Les images sont porteuses de beaucoup d'émotion dans ton poème et la réalité est comme transfigurée par ta plume inspirée !

   Cyrill   
31/10/2021
 a aimé ce texte 
Bien ↓
Bonjour,
J’ai bien aimé l’intention du poème, bien que son aspect purement descriptif m’ait laissé sur ma faim.

Je n’ai pas ressenti la soudaineté de l’éclair. La transformation que la ville subit aurait à mon avis mérité des phrases bien plus courtes, nominales comme les deux premiers vers par exemple, et ponctuées de points, sans ménagement.
Ici la seconde s’éternise dès le début.

On en arrive au dernier quatrain et je trouve incongru ce « soudain » pour un instant qui se perd et un éclair qui agonise. Ici, il y a de la lenteur, mais elle est contredite par l’entame.
Il y a toutefois de belles métaphores que je retiendrais :
« statues de verre », « perles de platine », « longs bras asymétriques »

   Eclaircie   
8/12/2021
Bonjour Doute,
Tout un programme votre pseudo !

Rassurez vous, votre poème a été publié, un autre que j'irai lire l'a suivi...

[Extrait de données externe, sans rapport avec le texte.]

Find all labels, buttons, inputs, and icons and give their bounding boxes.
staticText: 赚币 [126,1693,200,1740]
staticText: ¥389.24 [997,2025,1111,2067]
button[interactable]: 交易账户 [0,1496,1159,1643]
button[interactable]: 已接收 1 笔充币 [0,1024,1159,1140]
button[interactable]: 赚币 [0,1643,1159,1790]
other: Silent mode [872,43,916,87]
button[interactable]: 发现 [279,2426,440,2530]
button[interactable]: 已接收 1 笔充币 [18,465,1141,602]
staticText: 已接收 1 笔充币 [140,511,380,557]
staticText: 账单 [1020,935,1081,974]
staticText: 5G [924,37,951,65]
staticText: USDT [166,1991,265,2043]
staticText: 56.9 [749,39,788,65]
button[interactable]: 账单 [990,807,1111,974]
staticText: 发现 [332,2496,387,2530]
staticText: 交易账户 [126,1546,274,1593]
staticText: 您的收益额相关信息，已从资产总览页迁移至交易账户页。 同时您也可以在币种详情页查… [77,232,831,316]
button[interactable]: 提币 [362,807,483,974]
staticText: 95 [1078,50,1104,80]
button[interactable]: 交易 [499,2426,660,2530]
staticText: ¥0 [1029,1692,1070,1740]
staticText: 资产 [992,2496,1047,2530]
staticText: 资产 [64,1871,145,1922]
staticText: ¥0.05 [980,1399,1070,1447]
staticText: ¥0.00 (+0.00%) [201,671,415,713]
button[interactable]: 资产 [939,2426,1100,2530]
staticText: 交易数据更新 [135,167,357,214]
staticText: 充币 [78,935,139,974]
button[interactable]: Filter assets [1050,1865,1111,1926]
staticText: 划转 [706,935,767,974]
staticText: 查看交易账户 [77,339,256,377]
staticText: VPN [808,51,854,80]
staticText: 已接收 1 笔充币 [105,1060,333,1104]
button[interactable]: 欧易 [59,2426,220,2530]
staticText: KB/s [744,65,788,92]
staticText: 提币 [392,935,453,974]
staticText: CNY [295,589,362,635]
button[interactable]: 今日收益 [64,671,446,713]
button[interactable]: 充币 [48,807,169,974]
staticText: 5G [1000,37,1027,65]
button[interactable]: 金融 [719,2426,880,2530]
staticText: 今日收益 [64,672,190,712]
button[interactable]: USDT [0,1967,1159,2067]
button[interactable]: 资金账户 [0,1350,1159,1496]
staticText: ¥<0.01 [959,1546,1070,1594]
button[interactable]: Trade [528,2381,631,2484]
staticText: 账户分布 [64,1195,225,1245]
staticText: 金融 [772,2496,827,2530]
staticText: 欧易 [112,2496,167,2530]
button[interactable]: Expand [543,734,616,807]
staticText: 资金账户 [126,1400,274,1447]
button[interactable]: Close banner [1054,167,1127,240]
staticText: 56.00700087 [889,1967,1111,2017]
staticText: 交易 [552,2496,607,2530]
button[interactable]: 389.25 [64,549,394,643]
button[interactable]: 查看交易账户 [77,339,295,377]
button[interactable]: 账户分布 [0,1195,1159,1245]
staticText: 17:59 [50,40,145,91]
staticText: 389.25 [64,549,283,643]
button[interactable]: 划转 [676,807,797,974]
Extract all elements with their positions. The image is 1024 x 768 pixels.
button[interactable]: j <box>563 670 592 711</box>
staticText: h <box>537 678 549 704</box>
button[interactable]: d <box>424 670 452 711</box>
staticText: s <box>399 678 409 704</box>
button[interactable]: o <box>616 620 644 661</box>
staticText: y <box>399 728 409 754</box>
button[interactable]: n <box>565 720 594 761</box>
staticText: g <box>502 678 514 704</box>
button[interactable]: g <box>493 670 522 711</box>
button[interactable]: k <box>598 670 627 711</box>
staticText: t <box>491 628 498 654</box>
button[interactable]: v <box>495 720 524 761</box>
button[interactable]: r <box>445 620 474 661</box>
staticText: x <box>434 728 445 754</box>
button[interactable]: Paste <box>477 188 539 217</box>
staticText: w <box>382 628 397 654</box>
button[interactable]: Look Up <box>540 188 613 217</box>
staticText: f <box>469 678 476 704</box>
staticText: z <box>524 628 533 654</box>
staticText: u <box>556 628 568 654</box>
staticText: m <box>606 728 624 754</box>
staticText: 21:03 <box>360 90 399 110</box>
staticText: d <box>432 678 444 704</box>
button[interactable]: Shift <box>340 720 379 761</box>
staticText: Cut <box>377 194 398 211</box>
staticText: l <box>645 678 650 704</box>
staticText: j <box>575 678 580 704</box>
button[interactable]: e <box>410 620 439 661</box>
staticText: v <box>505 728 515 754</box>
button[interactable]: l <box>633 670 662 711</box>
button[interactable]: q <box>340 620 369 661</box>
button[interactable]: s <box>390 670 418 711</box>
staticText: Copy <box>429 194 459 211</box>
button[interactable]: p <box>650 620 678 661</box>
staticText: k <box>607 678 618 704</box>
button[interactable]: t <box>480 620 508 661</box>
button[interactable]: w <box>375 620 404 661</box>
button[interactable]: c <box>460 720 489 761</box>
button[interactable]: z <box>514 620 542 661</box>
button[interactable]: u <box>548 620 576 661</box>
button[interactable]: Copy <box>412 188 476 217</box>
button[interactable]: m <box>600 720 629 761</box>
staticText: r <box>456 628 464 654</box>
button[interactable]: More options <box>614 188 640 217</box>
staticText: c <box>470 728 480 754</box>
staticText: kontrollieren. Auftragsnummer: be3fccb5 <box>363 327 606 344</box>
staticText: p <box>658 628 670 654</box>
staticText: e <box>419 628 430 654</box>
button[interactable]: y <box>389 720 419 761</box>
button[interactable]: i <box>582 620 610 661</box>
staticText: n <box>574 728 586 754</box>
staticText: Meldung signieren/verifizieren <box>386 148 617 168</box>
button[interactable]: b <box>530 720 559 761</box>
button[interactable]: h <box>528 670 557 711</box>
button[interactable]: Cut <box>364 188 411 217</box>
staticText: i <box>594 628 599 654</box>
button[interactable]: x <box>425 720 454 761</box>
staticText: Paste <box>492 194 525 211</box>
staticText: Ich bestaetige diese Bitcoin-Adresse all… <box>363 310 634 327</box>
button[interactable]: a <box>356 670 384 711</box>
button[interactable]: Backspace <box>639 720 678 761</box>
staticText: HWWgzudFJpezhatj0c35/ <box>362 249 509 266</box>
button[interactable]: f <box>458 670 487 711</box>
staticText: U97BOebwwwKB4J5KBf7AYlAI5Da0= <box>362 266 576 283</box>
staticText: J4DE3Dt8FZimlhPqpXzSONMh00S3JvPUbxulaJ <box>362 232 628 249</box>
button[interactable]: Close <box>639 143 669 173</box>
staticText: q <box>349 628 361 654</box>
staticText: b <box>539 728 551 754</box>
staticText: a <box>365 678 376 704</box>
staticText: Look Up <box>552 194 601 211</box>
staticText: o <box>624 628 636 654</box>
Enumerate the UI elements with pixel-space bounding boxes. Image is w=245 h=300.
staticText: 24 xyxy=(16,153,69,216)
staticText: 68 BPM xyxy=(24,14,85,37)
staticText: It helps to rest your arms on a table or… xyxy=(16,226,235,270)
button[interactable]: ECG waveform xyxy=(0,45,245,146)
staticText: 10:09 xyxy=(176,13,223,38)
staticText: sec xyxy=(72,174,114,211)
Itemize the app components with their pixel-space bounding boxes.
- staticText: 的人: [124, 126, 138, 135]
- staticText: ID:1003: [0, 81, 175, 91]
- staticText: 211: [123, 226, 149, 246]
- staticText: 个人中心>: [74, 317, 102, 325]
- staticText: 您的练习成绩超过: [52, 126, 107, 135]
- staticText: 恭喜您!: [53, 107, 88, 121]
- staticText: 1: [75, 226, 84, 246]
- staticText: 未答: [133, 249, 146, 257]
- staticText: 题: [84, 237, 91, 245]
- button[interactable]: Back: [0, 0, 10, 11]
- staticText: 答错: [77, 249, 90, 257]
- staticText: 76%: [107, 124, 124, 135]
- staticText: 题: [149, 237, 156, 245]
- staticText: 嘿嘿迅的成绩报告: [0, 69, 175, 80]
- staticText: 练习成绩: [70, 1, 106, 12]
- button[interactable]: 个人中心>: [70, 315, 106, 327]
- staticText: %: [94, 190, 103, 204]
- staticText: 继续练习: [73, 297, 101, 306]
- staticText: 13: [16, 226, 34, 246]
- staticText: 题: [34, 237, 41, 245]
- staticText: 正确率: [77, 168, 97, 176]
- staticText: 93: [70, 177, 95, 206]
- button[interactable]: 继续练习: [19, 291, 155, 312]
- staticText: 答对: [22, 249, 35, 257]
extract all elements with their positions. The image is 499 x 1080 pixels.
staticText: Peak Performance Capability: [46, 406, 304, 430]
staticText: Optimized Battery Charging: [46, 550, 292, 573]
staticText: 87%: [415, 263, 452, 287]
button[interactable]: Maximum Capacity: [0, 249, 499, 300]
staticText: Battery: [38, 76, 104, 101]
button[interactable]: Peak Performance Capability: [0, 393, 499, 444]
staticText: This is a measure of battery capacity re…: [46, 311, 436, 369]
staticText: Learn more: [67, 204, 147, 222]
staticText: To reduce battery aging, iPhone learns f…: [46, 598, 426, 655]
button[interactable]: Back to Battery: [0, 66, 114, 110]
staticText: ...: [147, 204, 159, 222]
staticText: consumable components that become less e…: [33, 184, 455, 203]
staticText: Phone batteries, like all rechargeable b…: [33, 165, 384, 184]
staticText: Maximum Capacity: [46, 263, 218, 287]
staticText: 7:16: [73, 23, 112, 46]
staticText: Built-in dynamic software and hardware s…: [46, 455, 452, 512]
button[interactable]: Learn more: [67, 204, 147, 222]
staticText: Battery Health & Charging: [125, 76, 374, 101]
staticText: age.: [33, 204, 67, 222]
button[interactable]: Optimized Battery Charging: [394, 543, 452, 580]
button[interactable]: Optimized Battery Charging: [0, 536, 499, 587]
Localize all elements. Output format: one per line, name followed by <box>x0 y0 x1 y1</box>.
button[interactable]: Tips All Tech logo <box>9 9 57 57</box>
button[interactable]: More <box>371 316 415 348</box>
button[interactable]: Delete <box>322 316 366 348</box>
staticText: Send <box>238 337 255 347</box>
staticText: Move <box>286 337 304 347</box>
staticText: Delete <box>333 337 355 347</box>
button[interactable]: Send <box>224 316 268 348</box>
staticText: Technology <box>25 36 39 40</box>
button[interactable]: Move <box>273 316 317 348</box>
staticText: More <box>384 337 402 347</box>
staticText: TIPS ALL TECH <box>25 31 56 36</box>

Ce premier texte n'est pas vraiment ma tasse de thé. J'avoue préférer le libre et trouve personnellement très difficile de réussir du contemporain qui puisse plaire et intéresser en octobre 2021
Les plus : Le sujet, original, le vocabulaire en phase, la progression du texte qui met en lumière cette ville rehaussée des éclats de l'orage. Puis la fin de l'orage et la ville redevient simplement ville.

Les moins, le rythme un peu trop monotone évoquant un orage, les quelques petits défauts de hiatus, d'élision, de mots un peu trop banal mais qui dans la catégorie choisie se voient comme "un toit sous l'éclair".

Merci du partage, bonne continuation
Éclaircie

Édit le 8 décembre pour corriger coquilles, désolée, j'en ai surement laisse.